Figure 7: Mary Giles, Statistical Divisions, 2014, Lead, copper, and iron wire, 21 x 40 1/2 x 1 1/2 inches, Racine Art Museum, Promised Gift of Jim Harris, Photography: Petronella J. Ytsma
Giles plays with concepts that reinforce her thinking in sculptural terms. For example, with Janus Transparency, 2016 (figs 8 and 9), there are multiple vessel forms that optically push and pull the idea of surfaces and that offer differing color tones from front to back. To get the most complex and layered understanding, the work needs to be viewed from multiple angles. With metal strips made of copper on one side and iron on the other, the effect is like a shift from day to night. Her larger boulder-like forms such as Center Fracture (fig 2) not only reveal her capability with her chosen materials but also highlight her capacity to push a concept. The natural world is hinted at in an abstract way—as a geological formation at a small scale—while simultaneously rendered ultra-real with shimmering and craggy surfaces. It is both evocative of and removed from an environmental formation—powerful as it is both familiar and unfamiliar.

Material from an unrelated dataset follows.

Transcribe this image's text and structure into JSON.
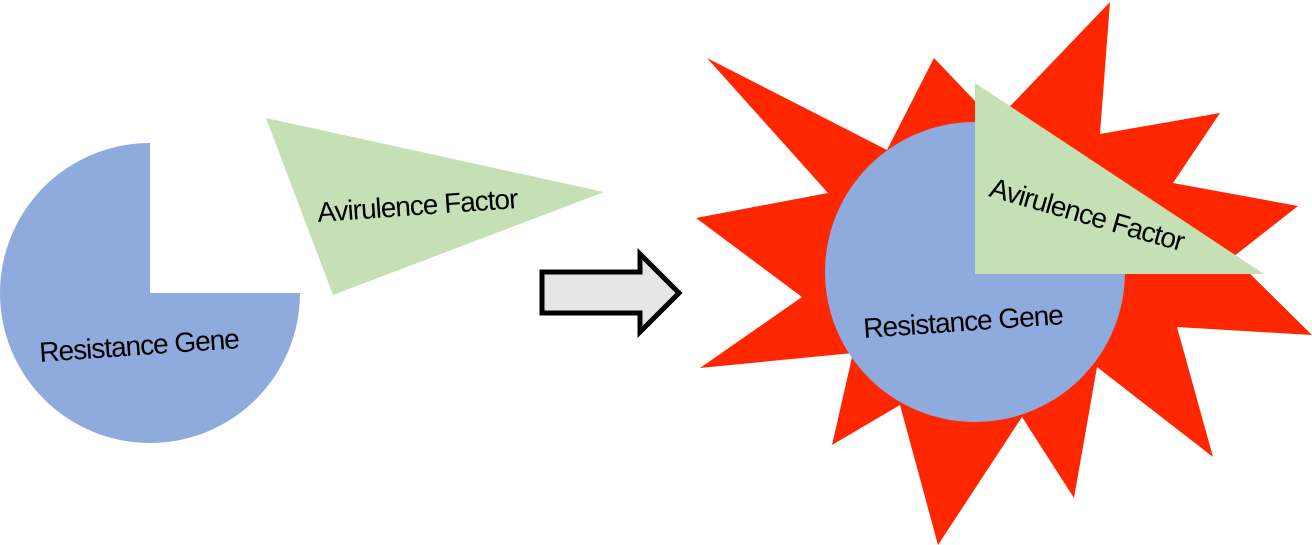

Figure 8: Mary Giles, Janus Transparency (recto), 2016, Waxed and dyed linen, copper, and iron, 8 1/2 x 12 1/4 x 5 inches, Racine Art Museum, Promised Gift of Cathy Barancik and Steven Novik, Photography: Petronella J. Ytsma

Figure 9: Mary Giles, Janus Transparency (verso), 2016
Giles’ boundary pushing garnered attention nationally and internationally. She represented the US at the International Triennial of Tapestry in Lódz, Poland. She was named a Master of Fiber Arts by the James Renwick Alliance, which supports the Renwick Gallery at the Smithsonian American Art Museum. Her work is included in over a dozen museum collections including the Minneapolis Institute of Art and the Racine Art Museum.
In its current makeup, RAM’s fiber collection is anchored by artists interested in baskets and basketmaking techniques. Mary Giles, with 22 pieces now at RAM and others promised for later arrival, is one of the most well-represented fiber artists, with works spanning over three decades. In addition, Giles signifies the impact women had on expanding conversations in and around art and studio craft during the late twentieth century. While Giles may not have identified herself as a pioneer, per se, she pushed boundaries in her chosen media. And, what is more, she loved the process of making.